People deal with grief in many different ways. From my father’s last few weeks through his funeral, in spite of the difficulties and sadness of impending loss, I just had to laugh.
All his life my father had been a hypochondriac, so it came as no surprise that my mother revealed to my sister and me in the last few years of their marriage that he’d cheated on her with a psychiatric nurse. My father’s hypochondria lasted through a heart attack and lingered up to the moment he was diagnosed with pancreatic cancer. That’s when something in him shifted—that lifelong fear finally became reality. The disease progressed and a crisis after treatment landed him in the hospital where he stayed right up to his last few days and a transfer to inpatient hospice.
It’s been more than a decade since my father died, but I think about him and that period often. As with many parental relationships, ours had a history—and not a good one—and my father, who had untreated mental health issues, had a knack for tugging wildly on the bonds between him and other family members. When he called me to tell me that they’d found something suspicious on a scan, I put all that aside and tried to support him. Humor saved me during all those months—my own darkly humorous side and the funny and odd things that happened in the process.
In the hospital, at my father’s bedside, I sat with his lovely ex-wife (not my mother) and one of his six girlfriends at the time. It couldn’t have been a more perfect mix of reconciliation and the absurd.
For those weeks he was in the hospital and through the last few days in hospice, I worked half a day during the week and left for the hospital before noon. Once my father was moved to hospice, a young social worker called me every morning, starting on a Monday. “Ms. Batchelor, your father has entered a new phase.” Then she’d catch me up on the latest stage of the dying process; I don’t recall too many of the details but I thanked her after each call. The hospice staff kept him very comfortable, so comfortable that while he’d been pretty much out of it in this hospital, he became more lucid in hospice. One afternoon, he sent out the doctor and nurse with, “Have a nice day!” I never knew my father to use that clichéd line, but I’m grateful for the positive attitude he so rarely demonstrated.
On Thursday, he ate for the first time in weeks—chicken and rice. I kissed him goodbye. On Friday morning, the nice young social worker called me. “Ms. Batchelor, your father has entered into a new phase. He’s dead.” She used a serious tone as she broke the news; I wanted to laugh even as I slipped into that surreal place where you learn the person responsible for your existence has shifted out of that condition.
The serious young funeral home representative was very nice as he showed me the options.

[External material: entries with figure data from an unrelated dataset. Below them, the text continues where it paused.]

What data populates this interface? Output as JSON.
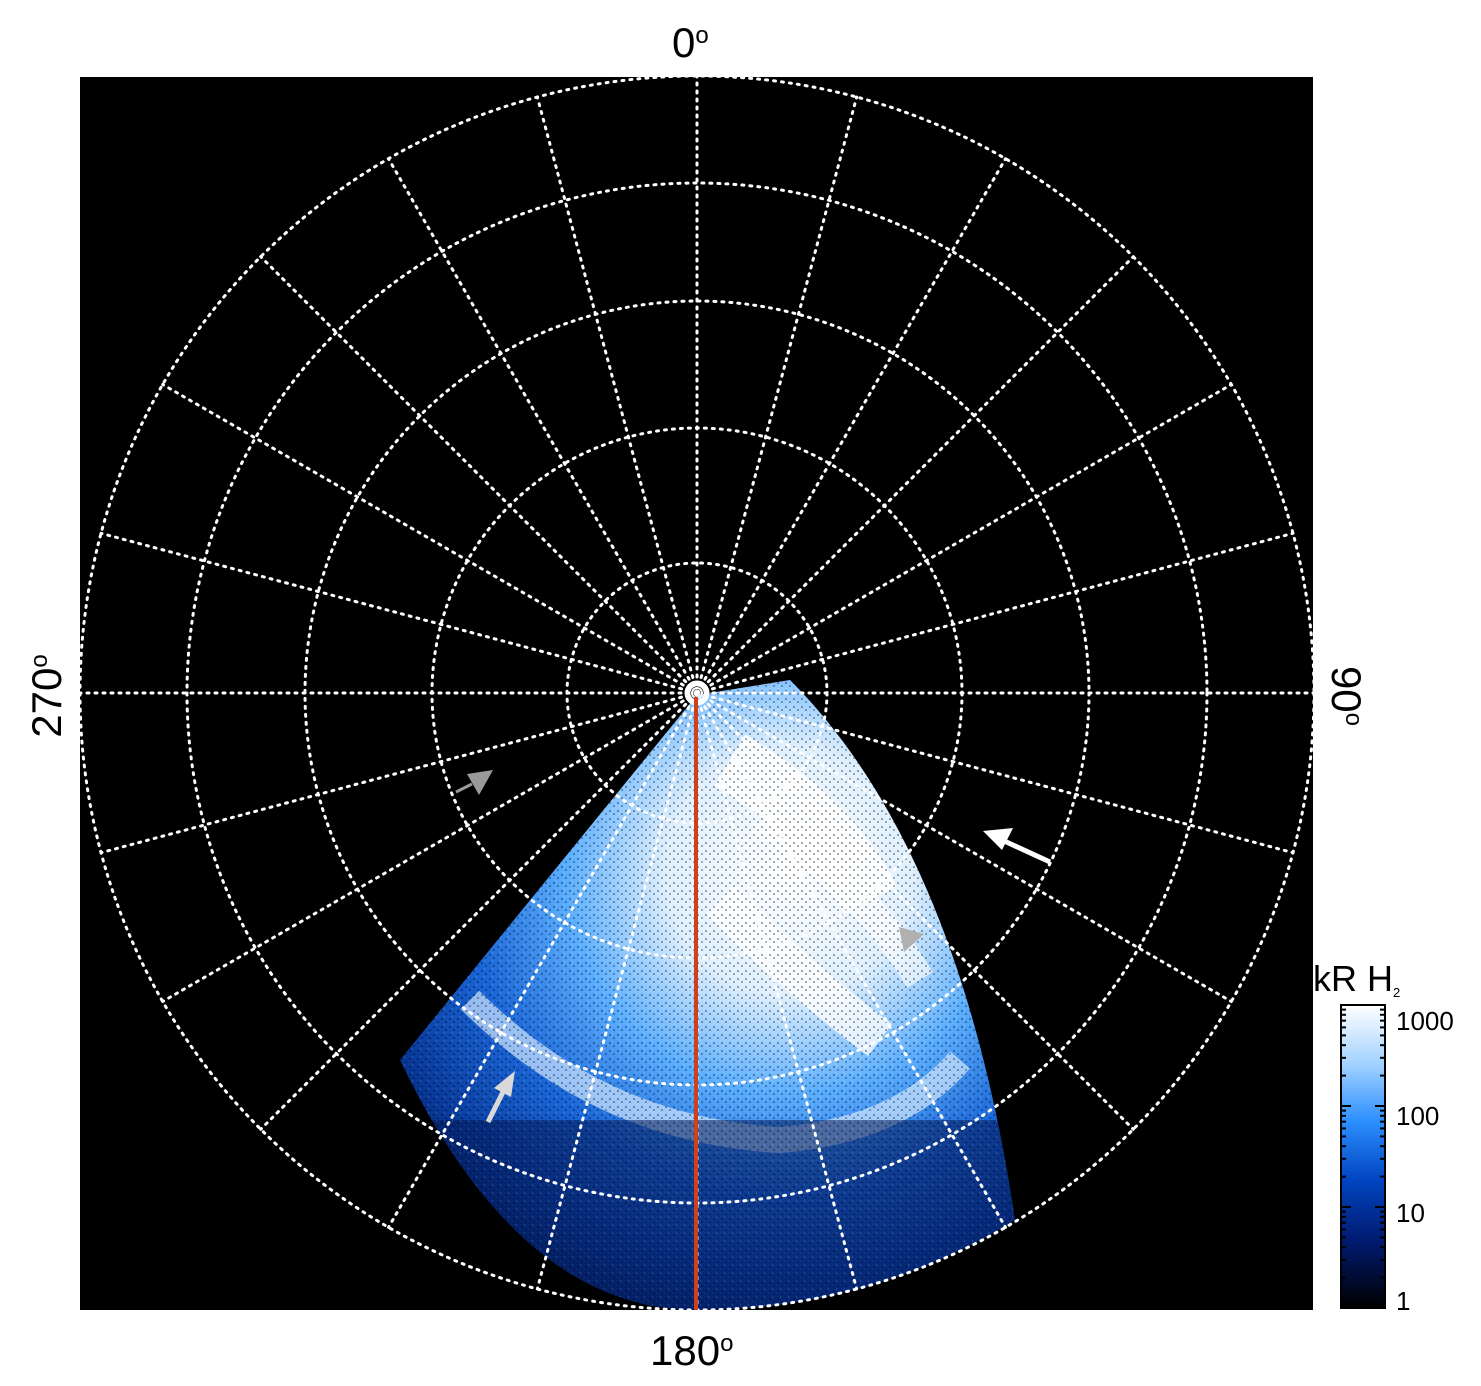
{
  "plot": {
    "direction_labels": {
      "top": "0",
      "right": "90",
      "bottom": "180",
      "left": "270",
      "degree_symbol": "o"
    },
    "background_color": "#000000",
    "grid_color": "#ffffff",
    "meridian_color": "#d0401a",
    "grid": {
      "rings": 6,
      "radial_spokes_deg_step": 15
    },
    "arrows": [
      {
        "color": "#9a9a9a",
        "kind": "filled-triangle"
      },
      {
        "color": "#ffffff",
        "kind": "arrow"
      },
      {
        "color": "#b0b0b0",
        "kind": "filled-triangle"
      },
      {
        "color": "#d9d9d9",
        "kind": "arrow"
      }
    ]
  },
  "colorbar": {
    "title": "kR H",
    "title_sub": "2",
    "ticks": [
      "1000",
      "100",
      "10",
      "1"
    ],
    "colors": [
      "#ffffff",
      "#55aaff",
      "#0066dd",
      "#002a8c",
      "#000000"
    ],
    "scale": "log"
  }
}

He must have thought there was something wrong with me—I coped by handling everything with minimal seriousness. When he found out my father was a Dallas Cowboys fan, he suggested a Dallas Cowboys themed spray for his coffin. I couldn’t have been more gleeful. “That would be perfect!”
At the funeral in a room next to a chapel walled with dark paneling, I saw my father’s body in the coffin and I couldn’t help myself. “He looks so natural!” The spray of blue and white flowers resting on top of the coffin were impaled with wires with letters attached that spelled out “Dallas Cowboys.” I hadn’t expected it to be quite so, well, explosive. In cleaning out his things, my husband Ron had found a card my father distributed to the women at the senior dances he attended. Embossed on it were his name, a top hat, and something similar to “for a good time call.” Ron tacked it on the board on a stand with the other mementos of his life.
My mother came from Pennsylvania because he had been her husband for almost forty years, and so did his lovely ex-wife and presumably all of the six girlfriends. I didn’t count them and since I didn’t know all of them would have only been guessing as to who was who. My sister, a romance writer, gave a moving eulogy, with me and my brother standing beside her. She ended her remarks with the image of my father sitting at the 50 yard line in heaven. My brother added the impromptu finish: “Go Cowboys!”
A British friend from work told me it was the most unusual funeral she’d ever attended.
The minister who officiated played along with my coping mechanism, occasionally whispering something irreverent in my ear. I couldn’t have been more grateful. The fact that I drew on humor throughout this ordeal, a balm to the stress, a way to move beyond the trouble between my father and me for all those years, may shock some. At the end of the day, the best memories of my father were the jokes and teasing directed at me, my siblings and friends growing up. So it seems natural that laughing my way through the grief, reserving time later for sadness and regret, were my best course of action.
I picture my father in heaven now, sitting on the 50 yard line, watching a mythical Dallas Cowboys team not generally managed by Jerry Jones. A team that wins every heavenly Super Bowl, where none of the food in the stands is off limits because of dietary constraints. I’m sure the video projections are much, much larger than in the earthly stadium, and without a doubt, my father has never been happier.
While I’m reasonably confident in this scenario, what I’m not sure of, though, is whether dating is allowed in paradise.